In Uruguay sono in corso i Mondiali di calcio femminile Under 17.  Una delle nazionali protagoniste del torneo è senza dubbio la Spagna.
Il calcio femminile iberico, a livello giovanile sta dominando tutte le competizioni calcistiche.

Nel maggio scorso l’Under 17 spagnola ha vinto il campionato europeo battendo in finale la Germania con il punteggio di 2-0. A luglio, sempre del 2018, la Spagna Under 19 ha vinto il campionato europeo di categoria, bissando il successo della passata edizione.

Un mese dopo il calcio femminile spagnolo è ancora protagonista nella Coppa del Mondo Under 20, sfiorando il titolo, perso solo in finale contro il Giappone.

Un 2018 incredibile che potrebbe concludersi con ulteriore successo nella manifestazione sudamericana.

Nel primo match del Mondiale Under 17 in Uruguay, la protagonista è stata Claudia Pina. Grazie a una doppietta nel 4-0 sulla Corea del Nord, Pina si è aggiudicata il titolo di Player of the Match.

La giocatrice del Barcellona, nata il 12 agosto 2001, è un vero e proprio enfant prodige. Nel gennaio del 2018, entrando in campo al minuto 85 della gara Barcellona – Saragozza, Claudia è diventata la più giovane calciatrice a debuttare con la maglia del Barcellona.

Pina con i suoi 16 anni, 5 mesi e 2 giorni ha battuto il precedente primato di Patri Guijarro, che aveva debuttato a 17 anni, 3 mesi e 17 giorni.

Pensate che nelle giovanile del club catalano è stata capace di segnare 100 gol in un solo campionato.

Un talento limpido, cristallino, Pina è destinata ad una carriera straordinaria. Nel Barça sta crescendo ammirando Lieke Martens, ma ben presto potrebbe giocare accanto alla stella olandese e, perchè no, rubarle anche la scena.

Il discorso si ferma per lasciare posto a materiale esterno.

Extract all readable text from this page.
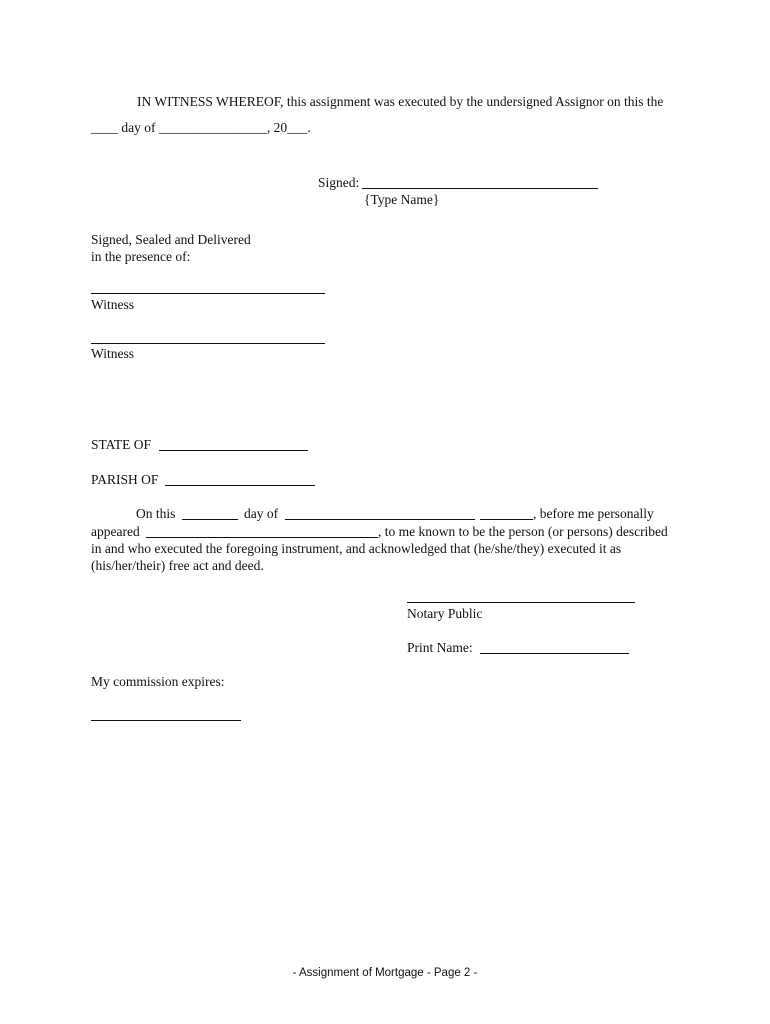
IN WITNESS WHEREOF, this assignment was executed by the undersigned Assignor on this the
____ day of ________________, 20___.
Signed:
{Type Name}
Signed, Sealed and Delivered
in the presence of:
Witness
Witness
STATE OF
PARISH OF
On this	day of	, before me personally
appeared	, to me known to be the person (or persons) described
in and who executed the foregoing instrument, and acknowledged that (he/she/they) executed it as
(his/her/their) free act and deed.
Notary Public
Print Name:
My commission expires:
- Assignment of Mortgage - Page 2 -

La scorsa estate, nonostante i suoi 17 anni, ha disputato il Mondiale Under 20. Adesso sta giocando con la maglia spagnola il Mondiale Under 17 e a giugno, potremmo anche vederla tra le convocate per la Coppa del Mondo di Francia 2019. Disputare tre Mondiali nell’arco di 12 mesi sarebbe un record incredibile.

Il calcio femminile in Spagna sta facendo passi da gigante e non solo dal punto di vista sportivo. È cresciuta notevolmente la visibilità della Liga Iberdrola e i dirigenti spagnoli sono al lavoro per ottimizzare il prodotto al fine di monetizzare e crescere anche finanziariamente.

L’estate scorsa il Barcellona Femenì ha siglato il più importante contratto di sponsorizzazione nella storia del calcio femminile. L’accordo di jersey sponsor, con Stanley, secondo fonti spagnole, porta nella casse del club catalano 3,5 milioni di euro. Una cifra monstre al quale nessun altro club femminile può al momento avvicinarsi.